We eat in silence sitting at a picnic table out back. When we're done, instead of leaving, she stays while I smoke a cigarette.
 

"I know what you're doing," she says flatly.

"Killing myself," I say, looking cynically at the cigarette in my hand.

"You're hiding," she says. "Why are you hiding here? Don't get me wrong, I love it here, working for Audrey. But you ... you shouldn't be here." It's straightforward Impatient.

"Why not?"

She sighs. "Gustov, you're stalling. You're wasting time. You're not living. You're not doing what you love."

"Which is?"

"Making music. You have this huge following; I saw them all at the shows," she pauses. "They love you." Her eyes are downcast, like the admission was hard for her.

I nod even though her eyes aren't on me. I'm accepting the compliment without verbal acknowledgment because that would kill this moment and make her embarrassed. She's so guarded, and I know that took a lot for her to say. "Yeah, well, writing music is a bit of a ... challenge ... right now."

Her eyes find mine again. "Challenge? What's that supposed to mean?"

I don't want to talk to her about this. I don't want to talk to anyone about this. "It's nothing."

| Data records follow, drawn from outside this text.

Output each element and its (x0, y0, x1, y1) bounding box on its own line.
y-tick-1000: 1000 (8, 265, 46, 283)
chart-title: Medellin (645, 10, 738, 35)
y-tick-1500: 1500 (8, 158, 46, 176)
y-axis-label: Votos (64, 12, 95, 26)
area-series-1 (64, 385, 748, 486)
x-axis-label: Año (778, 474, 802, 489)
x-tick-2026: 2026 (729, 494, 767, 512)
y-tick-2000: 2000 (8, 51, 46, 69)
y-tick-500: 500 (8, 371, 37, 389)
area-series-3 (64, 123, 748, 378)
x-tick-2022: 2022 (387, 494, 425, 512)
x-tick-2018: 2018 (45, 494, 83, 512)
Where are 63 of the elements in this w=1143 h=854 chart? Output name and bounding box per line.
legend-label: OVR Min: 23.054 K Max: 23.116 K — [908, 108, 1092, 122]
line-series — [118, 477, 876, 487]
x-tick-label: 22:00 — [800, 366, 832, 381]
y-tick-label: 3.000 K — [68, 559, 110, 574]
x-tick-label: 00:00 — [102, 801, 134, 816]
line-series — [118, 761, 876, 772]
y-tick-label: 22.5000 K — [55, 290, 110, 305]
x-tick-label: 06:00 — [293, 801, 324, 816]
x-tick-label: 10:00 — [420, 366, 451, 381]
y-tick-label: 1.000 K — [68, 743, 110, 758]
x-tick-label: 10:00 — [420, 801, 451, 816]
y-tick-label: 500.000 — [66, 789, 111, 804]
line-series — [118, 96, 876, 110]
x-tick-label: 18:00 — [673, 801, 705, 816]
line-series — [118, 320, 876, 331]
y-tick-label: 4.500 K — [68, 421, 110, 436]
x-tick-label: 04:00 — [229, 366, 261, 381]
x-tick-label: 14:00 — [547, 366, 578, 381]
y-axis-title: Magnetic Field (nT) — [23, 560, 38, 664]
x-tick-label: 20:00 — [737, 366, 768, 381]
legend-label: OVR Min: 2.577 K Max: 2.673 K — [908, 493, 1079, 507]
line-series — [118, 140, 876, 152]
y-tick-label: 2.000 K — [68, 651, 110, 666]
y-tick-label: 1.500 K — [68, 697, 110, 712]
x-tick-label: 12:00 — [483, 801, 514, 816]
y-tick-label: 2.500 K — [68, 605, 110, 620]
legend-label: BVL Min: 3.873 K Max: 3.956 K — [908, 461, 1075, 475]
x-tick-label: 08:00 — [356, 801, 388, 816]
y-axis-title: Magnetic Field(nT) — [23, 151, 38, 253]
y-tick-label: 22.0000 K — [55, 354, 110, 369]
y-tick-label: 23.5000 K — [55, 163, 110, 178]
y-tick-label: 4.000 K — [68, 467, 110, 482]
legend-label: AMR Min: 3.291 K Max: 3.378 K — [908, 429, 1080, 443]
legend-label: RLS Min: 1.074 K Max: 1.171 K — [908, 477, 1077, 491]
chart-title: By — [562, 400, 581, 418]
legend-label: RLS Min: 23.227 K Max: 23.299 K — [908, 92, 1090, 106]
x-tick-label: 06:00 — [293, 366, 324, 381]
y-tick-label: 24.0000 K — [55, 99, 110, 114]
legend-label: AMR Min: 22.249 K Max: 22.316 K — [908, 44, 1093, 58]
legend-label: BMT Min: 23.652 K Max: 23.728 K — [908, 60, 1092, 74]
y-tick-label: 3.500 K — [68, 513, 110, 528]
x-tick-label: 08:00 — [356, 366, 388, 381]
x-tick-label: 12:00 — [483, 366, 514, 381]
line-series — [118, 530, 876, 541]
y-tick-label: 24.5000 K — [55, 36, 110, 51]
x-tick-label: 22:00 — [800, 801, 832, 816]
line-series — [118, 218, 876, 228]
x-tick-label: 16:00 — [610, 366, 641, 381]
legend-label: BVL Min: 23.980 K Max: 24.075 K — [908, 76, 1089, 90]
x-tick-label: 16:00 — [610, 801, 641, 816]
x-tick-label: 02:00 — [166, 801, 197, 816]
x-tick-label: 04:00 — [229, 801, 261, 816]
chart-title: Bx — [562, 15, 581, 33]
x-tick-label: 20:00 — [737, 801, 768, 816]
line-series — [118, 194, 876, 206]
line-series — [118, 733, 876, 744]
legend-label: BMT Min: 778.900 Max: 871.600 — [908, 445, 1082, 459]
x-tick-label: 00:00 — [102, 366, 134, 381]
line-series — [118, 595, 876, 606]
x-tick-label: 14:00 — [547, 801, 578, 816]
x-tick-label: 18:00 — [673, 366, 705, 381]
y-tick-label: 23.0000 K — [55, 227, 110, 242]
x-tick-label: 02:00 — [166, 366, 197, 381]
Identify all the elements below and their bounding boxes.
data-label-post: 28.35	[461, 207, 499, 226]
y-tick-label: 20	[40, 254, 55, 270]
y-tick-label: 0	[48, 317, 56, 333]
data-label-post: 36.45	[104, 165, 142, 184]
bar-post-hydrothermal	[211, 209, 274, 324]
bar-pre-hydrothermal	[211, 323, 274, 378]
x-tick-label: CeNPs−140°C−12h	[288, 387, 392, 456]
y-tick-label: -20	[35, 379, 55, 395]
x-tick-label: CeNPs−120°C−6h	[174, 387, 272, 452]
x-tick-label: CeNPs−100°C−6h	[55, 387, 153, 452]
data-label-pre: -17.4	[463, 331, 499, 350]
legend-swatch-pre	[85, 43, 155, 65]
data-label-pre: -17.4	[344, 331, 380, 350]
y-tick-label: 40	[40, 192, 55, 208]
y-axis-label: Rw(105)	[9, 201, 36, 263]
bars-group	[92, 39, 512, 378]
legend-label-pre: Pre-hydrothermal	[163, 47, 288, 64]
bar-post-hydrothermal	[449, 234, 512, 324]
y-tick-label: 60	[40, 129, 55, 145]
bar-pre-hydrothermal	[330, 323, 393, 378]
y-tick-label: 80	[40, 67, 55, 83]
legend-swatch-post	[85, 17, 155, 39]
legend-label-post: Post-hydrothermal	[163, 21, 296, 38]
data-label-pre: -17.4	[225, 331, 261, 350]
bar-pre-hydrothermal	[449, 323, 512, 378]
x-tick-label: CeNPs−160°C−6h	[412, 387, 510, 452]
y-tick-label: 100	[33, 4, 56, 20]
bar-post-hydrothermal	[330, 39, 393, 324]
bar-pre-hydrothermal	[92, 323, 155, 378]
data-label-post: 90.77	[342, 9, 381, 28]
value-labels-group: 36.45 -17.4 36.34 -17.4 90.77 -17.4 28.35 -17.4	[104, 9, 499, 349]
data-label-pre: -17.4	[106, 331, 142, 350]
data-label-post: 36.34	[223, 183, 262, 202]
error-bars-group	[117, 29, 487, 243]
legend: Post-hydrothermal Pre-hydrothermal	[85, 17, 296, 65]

She doesn't let it go. "It's not nothing. It's everything. It's
your
everything." Then she stands and leaves.

I'm left here pondering what in the hell just happened. She's right. I know she's right. I need to get my ass in gear.

But I can't.

Wednesday, October 11

(Gus)

"I think it's time for us to move out." Her voice is quiet. Unusually quiet even for her.

It's like a slap. A wake-up call. "What? Move out?"

She's mixing cookie batter in a big bowl on the kitchen counter. She bakes a lot. She doesn't eat much of it; I think she just does it to make everyone else happy. And it does make us happy because she's damn good at it. Though I think even if it tasted like shit I'd eat it, because it's her way of showing love. She has trouble letting love go freely, there's a block. It's not that she doesn't want to, because I feel it in the little things she does, but more that maybe she doesn't know how. She keeps her eyes on the bowl. "Paxton and I can't live here forever, Gustov. Audrey's been so kind to let us stay here this long."

"Ma loves having you here. Don't even worry about that." She does. Ma and I talk a lot and whenever she talks about them there's nothing but love in her voice. Ma's a giver and nothing makes her happier than helping people, especially when she becomes attached to them. She's a mom to everyone, selfless and so loving. She treats those she loves like family, because that's exactly what they are to her.
 

"I do. Besides, Paxton was an unexpected surprise for her. She didn't sign on to have him around too when she hired me and offered me a place to stay."

"Pax is fucking ace. He's a great kid."
 

She finally smiles and faces me. It's the first time she's looked at me all morning. "He is."

"It's Spare Ribs she can't stand," I add. I'm trying to make her laugh. Ma loves Spare Ribs. Too much. That goddamn cat has every human in this house wrapped around her cute little paw.

 
She ignores the joke and continues, "And Paxton idolizes you. I'm sure you've noticed, but he loves being around you. And I think it's good for him to have a positive male role model."